Book Review: Pillars of Grace by Steven J. Lawson


Steven J. Lawson is not only a great preacher, but an avid studier and writer of famous church historians. Pillars of Grace is a compilation of every major theologian and church figure from 100-1564 who stood up for the truth of the gospel. It is a marvelous effort from Lawson, who writes one of the most riveting church history books in recent memory.

Pillars of Grace is not a typical church history book that exhaustively documents all the teachings or life events of every major player in early or Medieval church history. Rather, it is selective in who is exactly discussed, and what makes their contributions to Christianity so special. Lawson sets out to prove that the church figures who made the most impact in church history and were emblems of faithfulness to God were those who held to what Reformation doctrine calls the Doctrines of Grace, which includes radical depravity, definitive atonement, sovereign election, irresistible call, and preserving grace.

            Beginning from Clement of Rome all the way to John Calvin, we see a marvelous and inspiring picture of these beliefs in each person. These are the components that describe the truth, depth, and necessity of the gospel, and each figure exemplified these traits in some way or another.

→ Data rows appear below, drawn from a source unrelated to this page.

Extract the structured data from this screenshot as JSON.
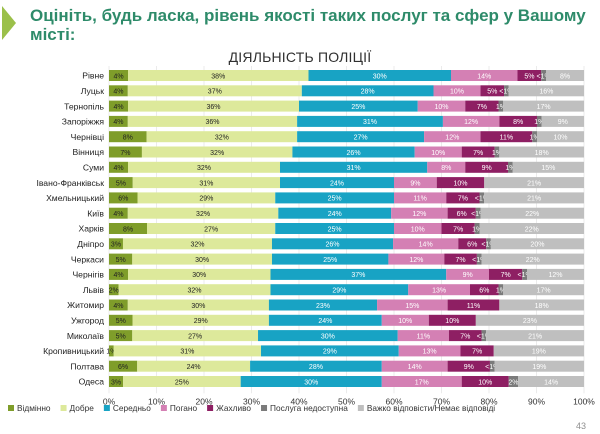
{
  "slide": {
    "title": "Оцініть, будь ласка, рівень якості таких послуг та сфер у Вашому місті:",
    "page_number": "43"
  },
  "chart_data": {
    "type": "bar",
    "orientation": "horizontal",
    "stacked": true,
    "title": "ДІЯЛЬНІСТЬ ПОЛІЦІЇ",
    "xlim": [
      0,
      100
    ],
    "x_ticks": [
      "0%",
      "10%",
      "20%",
      "30%",
      "40%",
      "50%",
      "60%",
      "70%",
      "80%",
      "90%",
      "100%"
    ],
    "legend_position": "bottom",
    "categories": [
      "Рівне",
      "Луцьк",
      "Тернопіль",
      "Запоріжжя",
      "Чернівці",
      "Вінниця",
      "Суми",
      "Івано-Франківськ",
      "Хмельницький",
      "Київ",
      "Харків",
      "Дніпро",
      "Черкаси",
      "Чернігів",
      "Львів",
      "Житомир",
      "Ужгород",
      "Миколаїв",
      "Кропивницький",
      "Полтава",
      "Одеса"
    ],
    "series": [
      {
        "name": "Відмінно",
        "color": "#7f9d2a",
        "values": [
          4,
          4,
          4,
          4,
          8,
          7,
          4,
          5,
          6,
          4,
          8,
          3,
          5,
          4,
          2,
          4,
          5,
          5,
          1,
          6,
          3
        ],
        "labels": [
          "4%",
          "4%",
          "4%",
          "4%",
          "8%",
          "7%",
          "4%",
          "5%",
          "6%",
          "4%",
          "8%",
          "3%",
          "5%",
          "4%",
          "2%",
          "4%",
          "5%",
          "5%",
          "1%",
          "6%",
          "3%"
        ]
      },
      {
        "name": "Добре",
        "color": "#dde99b",
        "values": [
          38,
          37,
          36,
          36,
          32,
          32,
          32,
          31,
          29,
          32,
          27,
          32,
          30,
          30,
          32,
          30,
          29,
          27,
          31,
          24,
          25
        ],
        "labels": [
          "38%",
          "37%",
          "36%",
          "36%",
          "32%",
          "32%",
          "32%",
          "31%",
          "29%",
          "32%",
          "27%",
          "32%",
          "30%",
          "30%",
          "32%",
          "30%",
          "29%",
          "27%",
          "31%",
          "24%",
          "25%"
        ]
      },
      {
        "name": "Середньо",
        "color": "#18a3c4",
        "values": [
          30,
          28,
          25,
          31,
          27,
          26,
          31,
          24,
          25,
          24,
          25,
          26,
          25,
          37,
          29,
          23,
          24,
          30,
          29,
          28,
          30
        ],
        "labels": [
          "30%",
          "28%",
          "25%",
          "31%",
          "27%",
          "26%",
          "31%",
          "24%",
          "25%",
          "24%",
          "25%",
          "26%",
          "25%",
          "37%",
          "29%",
          "23%",
          "24%",
          "30%",
          "29%",
          "28%",
          "30%"
        ]
      },
      {
        "name": "Погано",
        "color": "#d480b4",
        "values": [
          14,
          10,
          10,
          12,
          12,
          10,
          8,
          9,
          11,
          12,
          10,
          14,
          12,
          9,
          13,
          15,
          10,
          11,
          13,
          14,
          17
        ],
        "labels": [
          "14%",
          "10%",
          "10%",
          "12%",
          "12%",
          "10%",
          "8%",
          "9%",
          "11%",
          "12%",
          "10%",
          "14%",
          "12%",
          "9%",
          "13%",
          "15%",
          "10%",
          "11%",
          "13%",
          "14%",
          "17%"
        ]
      },
      {
        "name": "Жахливо",
        "color": "#8e1f63",
        "values": [
          5,
          5,
          7,
          8,
          11,
          7,
          9,
          10,
          7,
          6,
          7,
          6,
          7,
          7,
          6,
          11,
          10,
          7,
          7,
          9,
          10
        ],
        "labels": [
          "5%",
          "5%",
          "7%",
          "8%",
          "11%",
          "7%",
          "9%",
          "10%",
          "7%",
          "6%",
          "7%",
          "6%",
          "7%",
          "7%",
          "6%",
          "11%",
          "10%",
          "7%",
          "7%",
          "9%",
          "10%"
        ]
      },
      {
        "name": "Послуга недоступна",
        "color": "#7b7b7b",
        "values": [
          1,
          1,
          1,
          1,
          1,
          1,
          1,
          0,
          1,
          1,
          1,
          1,
          1,
          1,
          1,
          0,
          0,
          1,
          0,
          1,
          2
        ],
        "labels": [
          "<1%",
          "<1%",
          "1%",
          "1%",
          "1%",
          "1%",
          "1%",
          "",
          "<1%",
          "<1%",
          "1%",
          "<1%",
          "<1%",
          "<1%",
          "1%",
          "",
          "",
          "<1%",
          "",
          "<1%",
          "2%"
        ]
      },
      {
        "name": "Важко відповісти/Немає відповіді",
        "color": "#bfbfbf",
        "values": [
          8,
          16,
          17,
          9,
          10,
          18,
          15,
          21,
          21,
          22,
          22,
          20,
          22,
          12,
          17,
          18,
          23,
          21,
          19,
          19,
          14
        ],
        "labels": [
          "8%",
          "16%",
          "17%",
          "9%",
          "10%",
          "18%",
          "15%",
          "21%",
          "21%",
          "22%",
          "22%",
          "20%",
          "22%",
          "12%",
          "17%",
          "18%",
          "23%",
          "21%",
          "19%",
          "19%",
          "14%"
        ]
      }
    ]
  }
}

Of course, the criteria is not to base the church figures beliefs out of the TULIP formula, but to base it on the teachings of Scripture. Does the Scripture affirm the corruption of man and the sovereign election of God in salvation? Does it teach that God preserves the saints? Lawson is able to make an adequate case from even the time of Ignatius and Justin Martyr (who did not have as fully developed of a systematic theology as later generations) that these teachings in the Bible are both true and necessary for the life of the Christian and the church.

            This book is a valuable resource in how it documents the line of godly men in church history. It provides good autobiographical detail, church figure’s work, their theology, their battles, and their commitment to the biblical teachings concerning the doctrines of grace. The book even has a unique study guide at the end of each chapter that challenges the reader to remember and recite the importance of each church historian’s ministry and doctrine. Pillars of Grace is, by far, the most exciting church history book I’ve read. It does not come off at dry or meandering. Rather, it is thematic, purposeful, and inspirational. Through the examples of these church historians, we understand the central doctrines of Christianity and why they must be cared for, especially in our day of apostasy, lukewarm feelings for doctrine, and defense against the claims of skeptics. This book should be on the shelf of both laypeople and Christian scholars.

Note: I received this book as a complimentary copy from Reformation Trust Publishing. I was not obligated to give a good review, but only my honest opinion.